House of Cards, a série que praticamente fundou o império da Netflix como conhecemos, permanece inacessível para milhões de assinantes brasileiros em janeiro de 2026. A produção de seis temporadas, que estreou em 2013 e revolucionou o modelo de binge-watching, está bloqueada para usuários do plano com anúncios, o mais barato da plataforma. Esse bloqueio acontece devido a contratos de licenciamento antigos, assinados em uma época em que a Netflix nem sequer considerava um serviço com publicidade. Por isso, quem paga menos para ver séries com interrupções comerciais não consegue acessar uma das obras mais importantes do catálogo, criando uma situação paradoxal para o público.

A série, que teve um investimento inicial de cerca de US$ 100 milhões (equivalente a mais de R$ 500 milhões na época), foi o grande salto da Netflix para a produção original. Graças a ela, a empresa adicionou milhões de assinantes globais e provou que o streaming poderia rivalizar com redes a cabo tradicionais. No entanto, apesar de ser vendida como um “Original Netflix”, os direitos de produção e distribuição pertencem a empresas externas, a Media Rights Capital (MRC) e a Sony Pictures Television. Dessa forma, os contratos originais não previram a exibição em um ambiente com anúncios, o que gera o impasse atual.
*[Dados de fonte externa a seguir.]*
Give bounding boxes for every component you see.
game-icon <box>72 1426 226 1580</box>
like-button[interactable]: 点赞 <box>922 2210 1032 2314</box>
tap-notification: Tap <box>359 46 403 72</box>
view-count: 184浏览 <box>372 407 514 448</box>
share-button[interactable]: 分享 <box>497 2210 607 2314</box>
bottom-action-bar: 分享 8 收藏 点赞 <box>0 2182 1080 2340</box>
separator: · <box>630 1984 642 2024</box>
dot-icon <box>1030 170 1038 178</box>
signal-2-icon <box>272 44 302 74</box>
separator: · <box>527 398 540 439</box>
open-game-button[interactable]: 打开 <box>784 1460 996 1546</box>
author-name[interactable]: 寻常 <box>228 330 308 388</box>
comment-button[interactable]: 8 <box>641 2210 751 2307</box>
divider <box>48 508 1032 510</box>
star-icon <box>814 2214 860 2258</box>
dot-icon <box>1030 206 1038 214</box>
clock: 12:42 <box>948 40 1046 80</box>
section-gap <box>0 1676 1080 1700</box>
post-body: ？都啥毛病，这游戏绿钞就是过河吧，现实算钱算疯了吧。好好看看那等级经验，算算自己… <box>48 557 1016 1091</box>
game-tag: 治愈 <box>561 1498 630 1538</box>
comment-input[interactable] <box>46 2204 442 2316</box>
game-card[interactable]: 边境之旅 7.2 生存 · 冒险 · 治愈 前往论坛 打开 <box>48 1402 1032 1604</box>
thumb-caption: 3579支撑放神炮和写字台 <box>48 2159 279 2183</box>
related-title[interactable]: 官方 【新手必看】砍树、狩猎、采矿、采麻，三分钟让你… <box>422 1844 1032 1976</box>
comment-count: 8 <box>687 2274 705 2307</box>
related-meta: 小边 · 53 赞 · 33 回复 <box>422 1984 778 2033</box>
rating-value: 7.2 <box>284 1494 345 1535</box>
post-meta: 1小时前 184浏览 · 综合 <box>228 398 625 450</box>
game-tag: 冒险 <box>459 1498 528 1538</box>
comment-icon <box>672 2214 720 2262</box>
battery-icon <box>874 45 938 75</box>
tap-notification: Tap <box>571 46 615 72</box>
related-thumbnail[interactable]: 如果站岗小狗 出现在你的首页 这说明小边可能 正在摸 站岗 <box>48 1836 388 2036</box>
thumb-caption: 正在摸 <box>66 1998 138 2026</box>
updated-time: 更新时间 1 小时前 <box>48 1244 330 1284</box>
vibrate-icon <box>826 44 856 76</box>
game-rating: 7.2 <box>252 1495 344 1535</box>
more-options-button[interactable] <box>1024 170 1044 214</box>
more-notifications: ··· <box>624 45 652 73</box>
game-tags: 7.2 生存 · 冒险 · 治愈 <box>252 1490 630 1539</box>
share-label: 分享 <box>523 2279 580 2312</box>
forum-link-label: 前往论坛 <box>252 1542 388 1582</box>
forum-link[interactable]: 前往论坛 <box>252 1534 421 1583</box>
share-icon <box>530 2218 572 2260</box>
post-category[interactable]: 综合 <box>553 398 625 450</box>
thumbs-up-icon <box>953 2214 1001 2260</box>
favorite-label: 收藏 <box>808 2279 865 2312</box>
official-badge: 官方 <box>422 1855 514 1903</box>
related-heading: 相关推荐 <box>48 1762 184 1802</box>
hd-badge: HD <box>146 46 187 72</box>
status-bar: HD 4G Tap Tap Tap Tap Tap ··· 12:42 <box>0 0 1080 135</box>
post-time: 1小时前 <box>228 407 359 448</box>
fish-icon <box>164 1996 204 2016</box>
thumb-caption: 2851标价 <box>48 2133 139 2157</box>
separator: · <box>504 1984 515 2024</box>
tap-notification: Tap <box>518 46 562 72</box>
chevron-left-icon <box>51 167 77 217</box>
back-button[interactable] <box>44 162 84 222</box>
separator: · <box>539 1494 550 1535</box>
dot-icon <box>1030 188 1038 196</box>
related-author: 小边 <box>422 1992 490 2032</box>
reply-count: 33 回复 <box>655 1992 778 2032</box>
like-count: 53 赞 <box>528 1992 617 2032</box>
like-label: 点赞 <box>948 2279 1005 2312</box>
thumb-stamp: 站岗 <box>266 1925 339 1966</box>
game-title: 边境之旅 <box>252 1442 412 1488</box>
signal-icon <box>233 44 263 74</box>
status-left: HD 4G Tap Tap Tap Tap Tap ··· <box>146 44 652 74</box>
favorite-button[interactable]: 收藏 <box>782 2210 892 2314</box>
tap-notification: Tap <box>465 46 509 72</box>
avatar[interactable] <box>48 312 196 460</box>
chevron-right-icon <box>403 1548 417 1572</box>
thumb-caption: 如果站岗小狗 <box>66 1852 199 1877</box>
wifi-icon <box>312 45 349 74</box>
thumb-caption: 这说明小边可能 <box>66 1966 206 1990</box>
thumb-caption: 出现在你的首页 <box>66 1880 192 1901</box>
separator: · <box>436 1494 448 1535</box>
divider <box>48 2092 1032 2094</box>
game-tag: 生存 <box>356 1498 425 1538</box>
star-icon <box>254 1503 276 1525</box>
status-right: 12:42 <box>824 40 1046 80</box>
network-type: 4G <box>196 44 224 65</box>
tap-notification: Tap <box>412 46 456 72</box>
O custo do passado para o futuro

O problema com House of Cards não é único. Vários outros títulos considerados originais da plataforma enfrentam a mesma barreira em 2026. A diferença é que esta série tem um valor simbólico e histórico imenso. Negociar os direitos para exibi-la com anúncios envolve um custo extra considerável para a Netflix, que precisaria pagar novamente por uma série já finalizada há anos. Enquanto isso, os assinantes do plano econômico ficam frustrados ao descobrir que uma pedra fundamental do serviço está trancada atrás de uma paywall digital.

Assim, a situação deixa uma pergunta no ar: vale a pena para a Netflix investir para liberar seu conteúdo histórico mais barato, ou é melhor focar todo o orçamento em produções novas? Por enquanto, as manobras políticas dos Underwood continuam sendo uma experiência apenas para quem paga mais caro pela assinatura sem anúncios. O episódio serve como um lembrete claro de como os contratos do passado podem moldar — e limitar — a oferta de entretenimento no futuro do streaming.